Prostitution : les activités sont illégales parce que néfastes, dit Harper

Stephen Harper a reçu lundi la visite de son homologue australien, Tony Abbott.
Photo: La Presse canadienne (photo) Adrian Wylde Stephen Harper a reçu lundi la visite de son homologue australien, Tony Abbott.

Dans sa première sortie depuis le dépôt du projet de loi encadrant la prostitution au Canada, le premier ministre Stephen Harper a soutenu que cette pratique était mauvaise en soi et que sa criminalisation partielle n’en était pas la cause.

 

« La raison pour laquelle certaines des activités autour de la prostitution sont illégales, c’est parce qu’elles sont mauvaises pour les femmes, pour les prostituées, pour la société.

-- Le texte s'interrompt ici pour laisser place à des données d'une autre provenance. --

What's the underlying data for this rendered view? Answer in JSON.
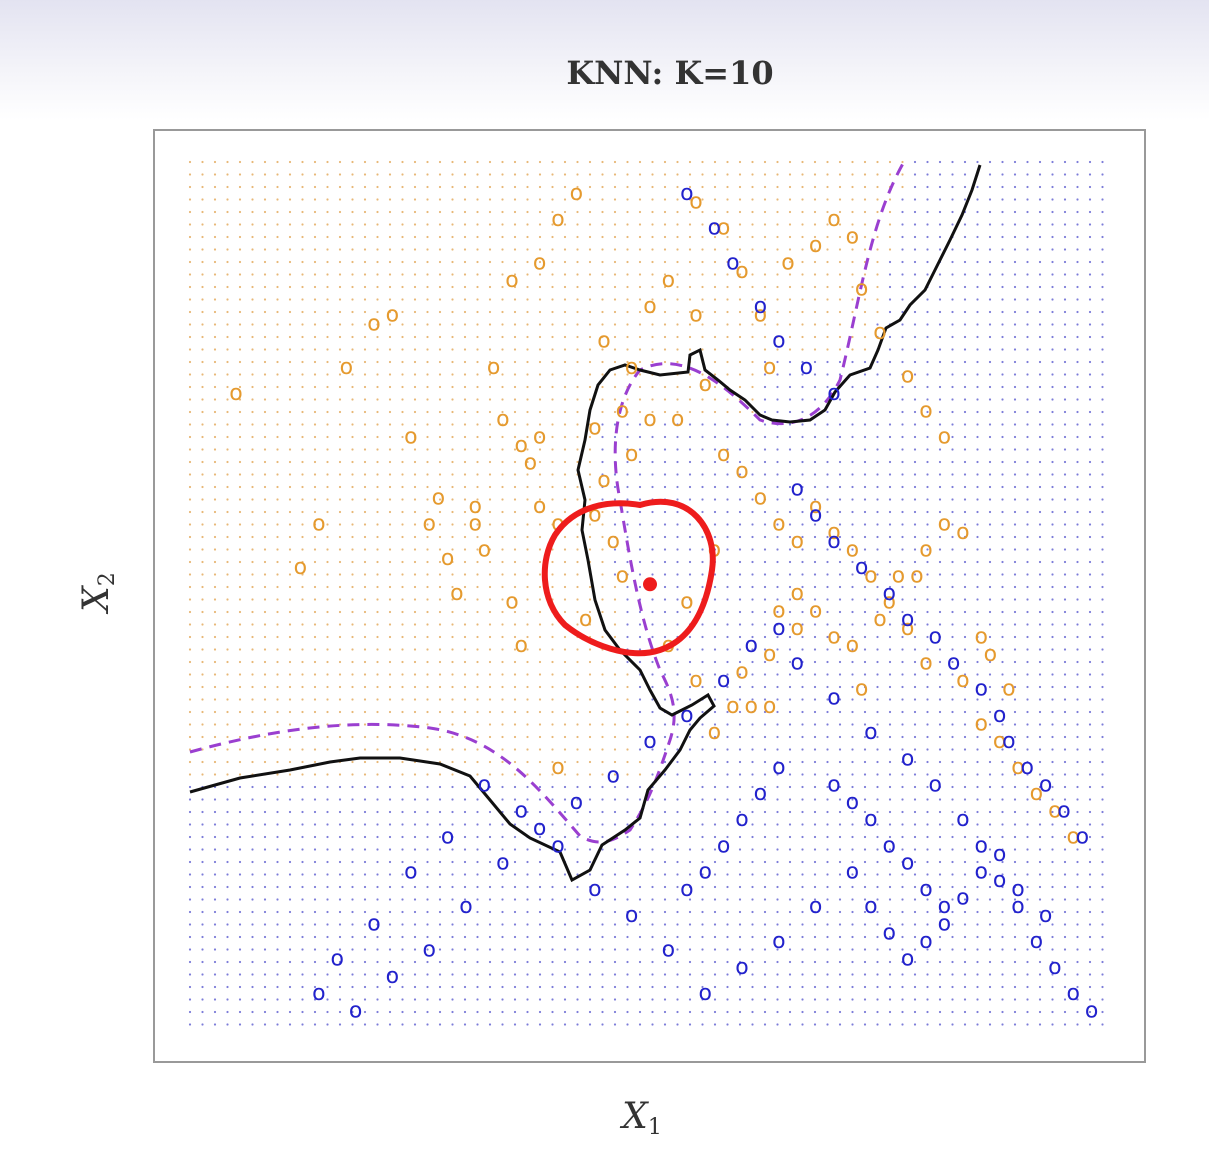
{
  "chart_data": {
    "type": "scatter",
    "title": "KNN: K=10",
    "xlabel": "X",
    "xlabel_sub": "1",
    "ylabel": "X",
    "ylabel_sub": "2",
    "point_glyph": "o",
    "grid": false,
    "background_grid_dots": true,
    "colors": {
      "orange": "#e59a2e",
      "blue": "#2222cc",
      "bayes_boundary": "#9a3fd0",
      "knn_boundary": "#111111",
      "highlight": "#ee1c1c",
      "frame": "#999999",
      "grid_orange": "#e8b877",
      "grid_blue": "#7d7dd9"
    },
    "series": [
      {
        "color_key": "orange",
        "points": [
          [
            0.05,
            0.73
          ],
          [
            0.12,
            0.53
          ],
          [
            0.14,
            0.58
          ],
          [
            0.17,
            0.76
          ],
          [
            0.2,
            0.81
          ],
          [
            0.22,
            0.82
          ],
          [
            0.24,
            0.68
          ],
          [
            0.26,
            0.58
          ],
          [
            0.28,
            0.54
          ],
          [
            0.29,
            0.5
          ],
          [
            0.31,
            0.6
          ],
          [
            0.33,
            0.76
          ],
          [
            0.34,
            0.7
          ],
          [
            0.36,
            0.67
          ],
          [
            0.37,
            0.65
          ],
          [
            0.38,
            0.68
          ],
          [
            0.38,
            0.6
          ],
          [
            0.4,
            0.58
          ],
          [
            0.44,
            0.59
          ],
          [
            0.45,
            0.63
          ],
          [
            0.46,
            0.56
          ],
          [
            0.47,
            0.52
          ],
          [
            0.48,
            0.66
          ],
          [
            0.52,
            0.44
          ],
          [
            0.55,
            0.4
          ],
          [
            0.57,
            0.34
          ],
          [
            0.59,
            0.37
          ],
          [
            0.64,
            0.48
          ],
          [
            0.66,
            0.46
          ],
          [
            0.31,
            0.58
          ],
          [
            0.32,
            0.55
          ],
          [
            0.35,
            0.49
          ],
          [
            0.36,
            0.44
          ],
          [
            0.4,
            0.3
          ],
          [
            0.43,
            0.47
          ],
          [
            0.54,
            0.49
          ],
          [
            0.57,
            0.55
          ],
          [
            0.6,
            0.41
          ],
          [
            0.61,
            0.37
          ],
          [
            0.63,
            0.37
          ],
          [
            0.63,
            0.43
          ],
          [
            0.27,
            0.61
          ],
          [
            0.66,
            0.5
          ],
          [
            0.68,
            0.48
          ],
          [
            0.7,
            0.45
          ],
          [
            0.72,
            0.44
          ],
          [
            0.73,
            0.39
          ],
          [
            0.75,
            0.47
          ],
          [
            0.77,
            0.52
          ],
          [
            0.79,
            0.52
          ],
          [
            0.8,
            0.55
          ],
          [
            0.82,
            0.58
          ],
          [
            0.84,
            0.57
          ],
          [
            0.86,
            0.45
          ],
          [
            0.87,
            0.43
          ],
          [
            0.89,
            0.39
          ],
          [
            0.45,
            0.79
          ],
          [
            0.48,
            0.76
          ],
          [
            0.5,
            0.83
          ],
          [
            0.52,
            0.86
          ],
          [
            0.55,
            0.82
          ],
          [
            0.6,
            0.87
          ],
          [
            0.62,
            0.82
          ],
          [
            0.63,
            0.76
          ],
          [
            0.65,
            0.88
          ],
          [
            0.68,
            0.9
          ],
          [
            0.7,
            0.93
          ],
          [
            0.72,
            0.91
          ],
          [
            0.73,
            0.85
          ],
          [
            0.75,
            0.8
          ],
          [
            0.78,
            0.75
          ],
          [
            0.8,
            0.71
          ],
          [
            0.82,
            0.68
          ],
          [
            0.35,
            0.86
          ],
          [
            0.38,
            0.88
          ],
          [
            0.4,
            0.93
          ],
          [
            0.42,
            0.96
          ],
          [
            0.55,
            0.95
          ],
          [
            0.58,
            0.92
          ],
          [
            0.44,
            0.69
          ],
          [
            0.47,
            0.71
          ],
          [
            0.5,
            0.7
          ],
          [
            0.53,
            0.7
          ],
          [
            0.56,
            0.74
          ],
          [
            0.58,
            0.66
          ],
          [
            0.6,
            0.64
          ],
          [
            0.62,
            0.61
          ],
          [
            0.64,
            0.58
          ],
          [
            0.66,
            0.56
          ],
          [
            0.68,
            0.6
          ],
          [
            0.7,
            0.57
          ],
          [
            0.72,
            0.55
          ],
          [
            0.74,
            0.52
          ],
          [
            0.76,
            0.49
          ],
          [
            0.78,
            0.46
          ],
          [
            0.8,
            0.42
          ],
          [
            0.84,
            0.4
          ],
          [
            0.86,
            0.35
          ],
          [
            0.88,
            0.33
          ],
          [
            0.9,
            0.3
          ],
          [
            0.92,
            0.27
          ],
          [
            0.94,
            0.25
          ],
          [
            0.96,
            0.22
          ]
        ]
      },
      {
        "color_key": "blue",
        "points": [
          [
            0.54,
            0.96
          ],
          [
            0.57,
            0.92
          ],
          [
            0.59,
            0.88
          ],
          [
            0.62,
            0.83
          ],
          [
            0.64,
            0.79
          ],
          [
            0.67,
            0.76
          ],
          [
            0.7,
            0.73
          ],
          [
            0.66,
            0.62
          ],
          [
            0.68,
            0.59
          ],
          [
            0.7,
            0.56
          ],
          [
            0.73,
            0.53
          ],
          [
            0.76,
            0.5
          ],
          [
            0.78,
            0.47
          ],
          [
            0.81,
            0.45
          ],
          [
            0.83,
            0.42
          ],
          [
            0.86,
            0.39
          ],
          [
            0.88,
            0.36
          ],
          [
            0.89,
            0.33
          ],
          [
            0.91,
            0.3
          ],
          [
            0.93,
            0.28
          ],
          [
            0.95,
            0.25
          ],
          [
            0.97,
            0.22
          ],
          [
            0.72,
            0.18
          ],
          [
            0.74,
            0.14
          ],
          [
            0.76,
            0.11
          ],
          [
            0.78,
            0.08
          ],
          [
            0.8,
            0.1
          ],
          [
            0.82,
            0.12
          ],
          [
            0.84,
            0.15
          ],
          [
            0.86,
            0.18
          ],
          [
            0.88,
            0.2
          ],
          [
            0.9,
            0.16
          ],
          [
            0.93,
            0.13
          ],
          [
            0.68,
            0.14
          ],
          [
            0.64,
            0.1
          ],
          [
            0.6,
            0.07
          ],
          [
            0.56,
            0.04
          ],
          [
            0.52,
            0.09
          ],
          [
            0.48,
            0.13
          ],
          [
            0.44,
            0.16
          ],
          [
            0.4,
            0.21
          ],
          [
            0.36,
            0.25
          ],
          [
            0.32,
            0.28
          ],
          [
            0.28,
            0.22
          ],
          [
            0.24,
            0.18
          ],
          [
            0.2,
            0.12
          ],
          [
            0.16,
            0.08
          ],
          [
            0.14,
            0.04
          ],
          [
            0.18,
            0.02
          ],
          [
            0.22,
            0.06
          ],
          [
            0.26,
            0.09
          ],
          [
            0.3,
            0.14
          ],
          [
            0.34,
            0.19
          ],
          [
            0.38,
            0.23
          ],
          [
            0.42,
            0.26
          ],
          [
            0.46,
            0.29
          ],
          [
            0.5,
            0.33
          ],
          [
            0.54,
            0.36
          ],
          [
            0.58,
            0.4
          ],
          [
            0.61,
            0.44
          ],
          [
            0.64,
            0.46
          ],
          [
            0.66,
            0.42
          ],
          [
            0.7,
            0.38
          ],
          [
            0.74,
            0.34
          ],
          [
            0.78,
            0.31
          ],
          [
            0.81,
            0.28
          ],
          [
            0.84,
            0.24
          ],
          [
            0.86,
            0.21
          ],
          [
            0.88,
            0.17
          ],
          [
            0.9,
            0.14
          ],
          [
            0.92,
            0.1
          ],
          [
            0.94,
            0.07
          ],
          [
            0.96,
            0.04
          ],
          [
            0.98,
            0.02
          ],
          [
            0.7,
            0.28
          ],
          [
            0.72,
            0.26
          ],
          [
            0.74,
            0.24
          ],
          [
            0.76,
            0.21
          ],
          [
            0.78,
            0.19
          ],
          [
            0.8,
            0.16
          ],
          [
            0.82,
            0.14
          ],
          [
            0.64,
            0.3
          ],
          [
            0.62,
            0.27
          ],
          [
            0.6,
            0.24
          ],
          [
            0.58,
            0.21
          ],
          [
            0.56,
            0.18
          ],
          [
            0.54,
            0.16
          ]
        ]
      }
    ],
    "highlight_point": [
      0.5,
      0.51
    ]
  }
}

Elles ne sont pas mauvaises parce qu’elles sont illégales. Elles sont illégales parce qu’elles sont mauvaises dans leurs effets », a déclaré M. Harper à l’occasion d’une conférence de presse commune à l’occasion de la visite de son homologue australien Tony Abbott.

 

Marijuana

 

M. Harper avait utilisé cette même formule en 2010 pour justifier son refus de légaliser la marijuana. Dans une entrevue accordée au site YouTube, il avait soutenu que l’argumentaire des tenants de la légalisation « s’appuie sur l’hypothèse que les drogues sont mauvaises parce qu’elles sont illégales. Mais ce n’est pas ça. La raison pour laquelle les drogues sont illégales est parce qu’elles sont mauvaises. »

 

Le projet de loi C-36 encadrant la prostitution a été à tort présenté comme une version canadienne du modèle nordique. Dans les faits, il est beaucoup moins permissif. Les clients sont certes criminalisés, mais les prostituées le sont aussi si elles arrêtent ou tentent d’arrêter des véhicules pour offrir leurs services, si elles bloquent la circulation en le faisant, ou si elles sollicitent des clients dans un endroit où il est raisonnable de trouver des mineurs. La publicité de services sexuels n’est plus permise.

 

Les partisans de la légalisation pensent que ce projet de loi ne réussira pas le test établi par la Cour suprême dans son jugement Bedford. La Cour a statué que le gouvernement ne peut encadrer la prostitution de manière telle qu’il obligerait les prostituées à adopter des comportements dangereux pour leur sécurité. Le ministre de la Justice, Peter MacKay, a refusé de soumettre de manière préventive C-36 au tribunal.